Wheat crop, one of 1000’s of acres of cereal crops that are grown here ,the homes in the background are on a famous Greg Norman golf course estate


----------



## Kadee (Jul 18, 2020)

One of my special ( rare ) begonias


----------



## Kaila (Jul 18, 2020)

Gorgeous begonia, @Kadee46   !

Is it outdoors or indoors?
Is it in a container?

Is it in shade?

I love it; could you give me a cutting?


----------



## Kadee (Jul 18, 2020)

Kaila said:


> Gorgeous begonia, @Kadee46   !
> 
> Is it outdoors or indoors?
> Is it in a container?
> ...


I have it growing under a verandah @Kaila I have several special begonias I bought from a grower in Queensland ,and yes its in a pot ...NO I sorry you can’t have one cause I live here a long along way from you


----------



## Kaila (Jul 18, 2020)

Thank you for explaining, @Kadee46 

It's nice to learn about them, 
even though you don't even want to drop off a small starter for me, when you go by, sometime, on your way, someplace, and it wouldn't be much inconvenience for you.


----------



## Kadee (Jul 18, 2020)

What about this one @Kaila


----------



## Kaila (Jul 18, 2020)

Beautiful and interesting!  @Kadee46 
I do love begonias, and they do not need full sun, like so many nice plants do.

Of those 2, I like both, but am more intrigued by the first one;
that is, if you changed your mind about bringing me one, but only have room for one, in the car.


----------



## Kaila (Jul 18, 2020)

How far would the USA/ Canada border be, from Australia anyway? 
It can't be *that far *_out of your way!  _


----------



## Kadee (Jul 18, 2020)

Kaila said:


> Beautiful and interesting!  @Kadee46
> I do love begonias, and they do not need full sun, like so many nice plants do.
> 
> Of those 2, I like both, but am more intrigued by the first one;
> that is, if you changed your mind about bringing me one, but only have room for one, in the car.


OK you’ve talked me into dropping in for a cuppa and chat ..send me your address and I’ll be there 
plant in hand in about an hour       @Kaila


----------



## RadishRose (Jul 18, 2020)

@Kadee, your begonias are beautiful, just look a the varigation on the leaves! So nice to see, thank you.


----------



## Kaila (Jul 18, 2020)

Kadee46 said:


> OK you’ve talked me into dropping in for a cuppa and chat ..send me your address and I’ll be there
> plant in hand in about an hour



Oh, thank you!  And the post gave me a big smile and brought welcome laughter to my face.
But now, @RadishRose  might want you to drop by her, also, since she is only 3 or 4 States away from me....so again, not far out of your way.  

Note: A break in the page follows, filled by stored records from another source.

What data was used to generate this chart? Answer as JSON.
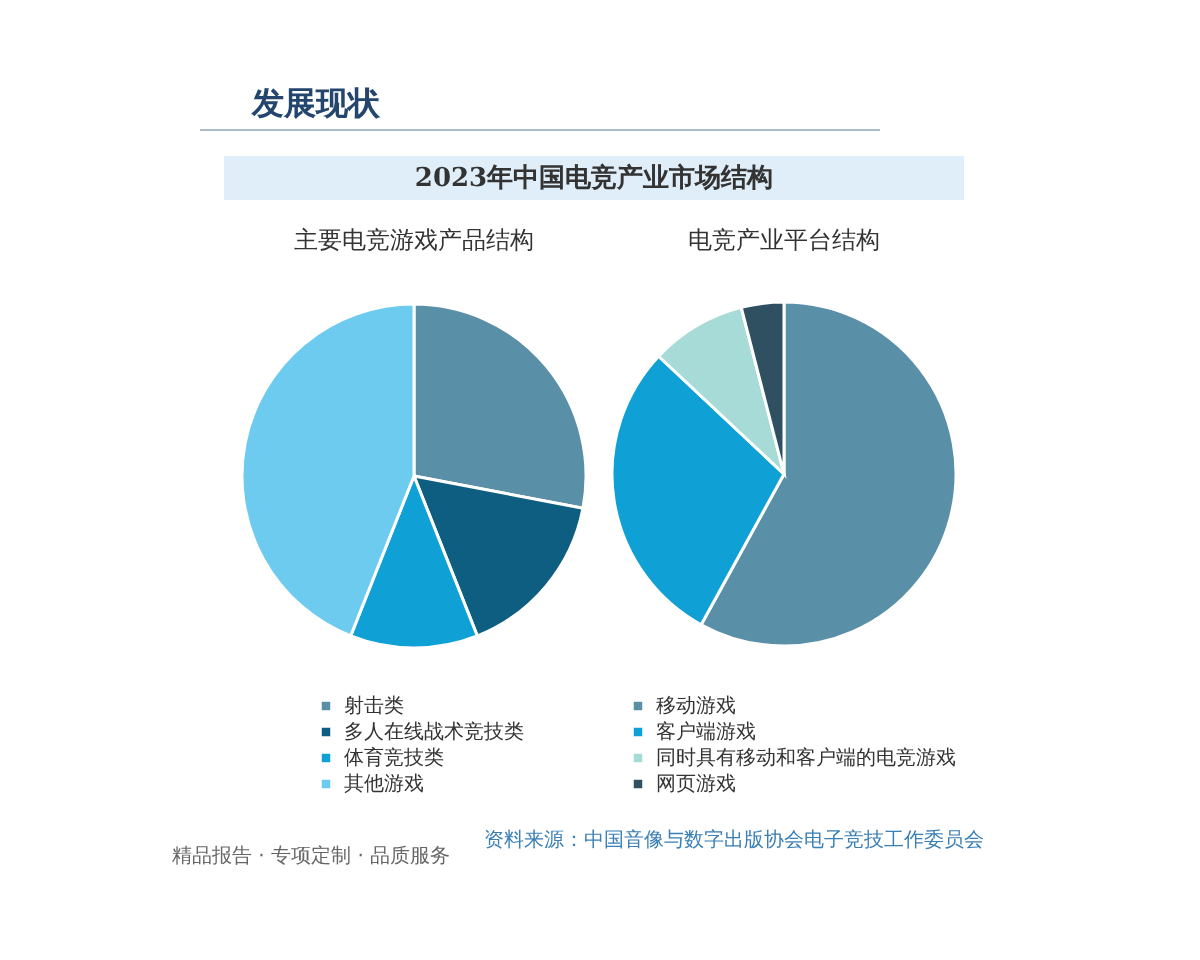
{
  "chart_data": [
    {
      "type": "other",
      "title": "发展现状",
      "subtitle": "2023年中国电竞产业市场结构"
    },
    {
      "type": "pie",
      "title": "主要电竞游戏产品结构",
      "categories": [
        "射击类",
        "多人在线战术竞技类",
        "体育竞技类",
        "其他游戏"
      ],
      "values": [
        28,
        16,
        12,
        44
      ],
      "colors": [
        "#5a8fa8",
        "#0d5e80",
        "#0fa0d6",
        "#6dcbf0"
      ],
      "legend": "bottom"
    },
    {
      "type": "pie",
      "title": "电竞产业平台结构",
      "categories": [
        "移动游戏",
        "客户端游戏",
        "同时具有移动和客户端的电竞游戏",
        "网页游戏"
      ],
      "values": [
        58,
        29,
        9,
        4
      ],
      "colors": [
        "#5a8fa8",
        "#0fa0d6",
        "#a6dbd8",
        "#2f5060"
      ],
      "legend": "bottom"
    },
    {
      "type": "other",
      "annotations": [
        "资料来源：中国音像与数字出版协会电子竞技工作委员会",
        "精品报告 · 专项定制 · 品质服务"
      ]
    }
  ]
}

I must make a space for the plant on my plant table, right now!


----------



## RadishRose (Sep 16, 2020)

Something I have never before seen-


----------



## Kadee (Sep 16, 2020)

I’ve never see that before @RadishRose

I must go take a photo of my newest plant @Kaila a you might want a cutting of that as well

there seems to be a “must have” of Variegated  monsteras plants   at any cost at the moment with some paying up to $3.000 for a single cutting of a slightly different version with more white on it the leaves than the one I bought , mind you they are getting big money  for the one I have as well 

I watched a YouTube on the subject of the variegated monstera and the lady was saying the more expensive ones that people are paying thousands for are just a freak of nature and will eventually turn to plain green where the one I bought has The variegation breed into it.


LOOK at this tiny cutting on eBay ...that’s the one that is more likely to turn green then It will be worth maybe $20......$30


----------



## Kadee (Sep 16, 2020)

This is my Variegated Thai consultation version of the plant called a Monstera ,sometimes called a Swiss cheese plant.
The ones that look the same but bring big money are called Albo as in photo above .....I’m happy  to settle for the cheaper version I know will always be variegated...and not turn to plain green after a while


----------



## RadishRose (Sep 16, 2020)

WOW Kadee! I've ever heard of a variegated Monstera before. 

I had a regular one and it became huge; had to stake it yet, it still grew out into the room and up. 

When I bought my condo, I had to give it away. I had no room for it


----------



## Kadee (Sep 16, 2020)

@RadishRose if you want to look at the crazy prices people are paying ...just put variegated monstera into eBay search tool

I had a plain  green one years ago in Adelaide it got so big I could have built a tree house in it


----------



## Kadee (Sep 16, 2020)

It’s just staring to get a little warmer here as we get closer to spring .
I thought I’d lost this begonia but a new shoot has popped up ..
Most of my begonias are known as rhizomatous ( some think they are Rex ) but they are not Rex 
as Rex die down in Winter but mine don‘t 
 

This one is a cane begonia I l love the variegated leaves of this one 
This one can grow up to 6 ft tall


----------